Despite all these limitations, we can still look at the bright side, too. Personally, as a teacher, I have become more conscientious with time management during online classes due to the self-principle that I must make the most of the time we spend in front of the computer. In the classroom, I used to be a bit more flexible because we did not have to spend extra time only to make sure that we see and hear each other. I have also become a teacher who provides more explicit grammar teaching rather than implicit teaching because I felt that the ‘distance’ required it. What is more, I have noticed that some of my students made greater progress than they did during face to face education. When I asked them what the secret behind this was, they said that they spent more time using digital tools for language learning because they were usually at home and spent more time in front of the computer. This could also be the consequence of restrictions on social activities due to the pandemic which allowed more time for studies; however, it would not be wrong to assume that it is also the consequence of self-regulation of learning that distance education requires. Finally, personally I feel as a teacher that the quality of communication with my students has increased during distance education because they and I had to express ourselves as clearly as possible to avoid any misunderstandings that could be caused by the ‘distance’.  
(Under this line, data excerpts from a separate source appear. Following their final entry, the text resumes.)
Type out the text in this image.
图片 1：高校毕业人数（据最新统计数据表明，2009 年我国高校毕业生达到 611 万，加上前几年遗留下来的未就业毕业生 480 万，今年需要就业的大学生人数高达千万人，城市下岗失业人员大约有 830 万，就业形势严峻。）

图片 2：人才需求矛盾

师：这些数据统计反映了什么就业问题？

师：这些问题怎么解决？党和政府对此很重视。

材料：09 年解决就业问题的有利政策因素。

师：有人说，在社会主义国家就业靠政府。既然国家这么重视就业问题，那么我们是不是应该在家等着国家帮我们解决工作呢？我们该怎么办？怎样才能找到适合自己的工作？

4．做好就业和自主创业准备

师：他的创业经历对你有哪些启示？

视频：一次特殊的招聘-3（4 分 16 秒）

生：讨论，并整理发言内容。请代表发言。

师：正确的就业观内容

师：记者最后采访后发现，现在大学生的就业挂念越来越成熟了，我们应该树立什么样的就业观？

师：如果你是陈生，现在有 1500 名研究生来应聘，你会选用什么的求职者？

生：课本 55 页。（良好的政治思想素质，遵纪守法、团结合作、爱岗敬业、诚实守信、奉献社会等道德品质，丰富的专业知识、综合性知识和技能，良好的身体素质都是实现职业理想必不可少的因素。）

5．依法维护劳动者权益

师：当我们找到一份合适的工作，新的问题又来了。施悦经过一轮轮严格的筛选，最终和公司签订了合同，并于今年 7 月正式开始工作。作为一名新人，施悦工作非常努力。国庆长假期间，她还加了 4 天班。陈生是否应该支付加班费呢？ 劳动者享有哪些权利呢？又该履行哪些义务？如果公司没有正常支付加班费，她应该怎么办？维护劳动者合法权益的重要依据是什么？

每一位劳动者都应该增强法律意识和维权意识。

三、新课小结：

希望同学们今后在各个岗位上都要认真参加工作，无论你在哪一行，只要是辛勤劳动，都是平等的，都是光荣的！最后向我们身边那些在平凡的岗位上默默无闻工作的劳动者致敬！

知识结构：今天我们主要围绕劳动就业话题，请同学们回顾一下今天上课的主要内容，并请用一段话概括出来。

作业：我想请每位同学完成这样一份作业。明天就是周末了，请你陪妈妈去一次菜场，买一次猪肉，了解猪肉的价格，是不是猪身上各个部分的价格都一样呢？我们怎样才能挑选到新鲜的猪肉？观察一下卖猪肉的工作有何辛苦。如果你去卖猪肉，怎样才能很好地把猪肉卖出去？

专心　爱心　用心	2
Looking back on my first experience with distance English as a foreign language education and getting ready for the next one mentally and psychologically, I now come to realize that this Covid-19 pandemic has urged me to train myself into being an “online teacher” from one who has had experience only in classroom teaching. I have had to construct a new identity as an ‘online EFL teacher’ who is not the same teacher as the one in the traditional classroom. This abrupt pandemic distance education experience has pushed me to explore the dimensions of my teaching skills, my adaptive skills and flexibility in my teaching practices. If I go back to the question in the title that has still been lingering in my mind after 4 months teaching online EFL classes, I am now closer to thinking that it is both a blessing and a curse. From the limitations perspective, it seems to be a curse; from the bright side perspective, it seems to be a blessing. We are all pretty much sure that we are going to spend more time teaching online classes than we thought at the beginning of the pandemic. Therefore, I am choosing to look at the bright side and consider distance education a blessing as a teacher. Because I have always believed an old saying: “If there is a will, there is a way.”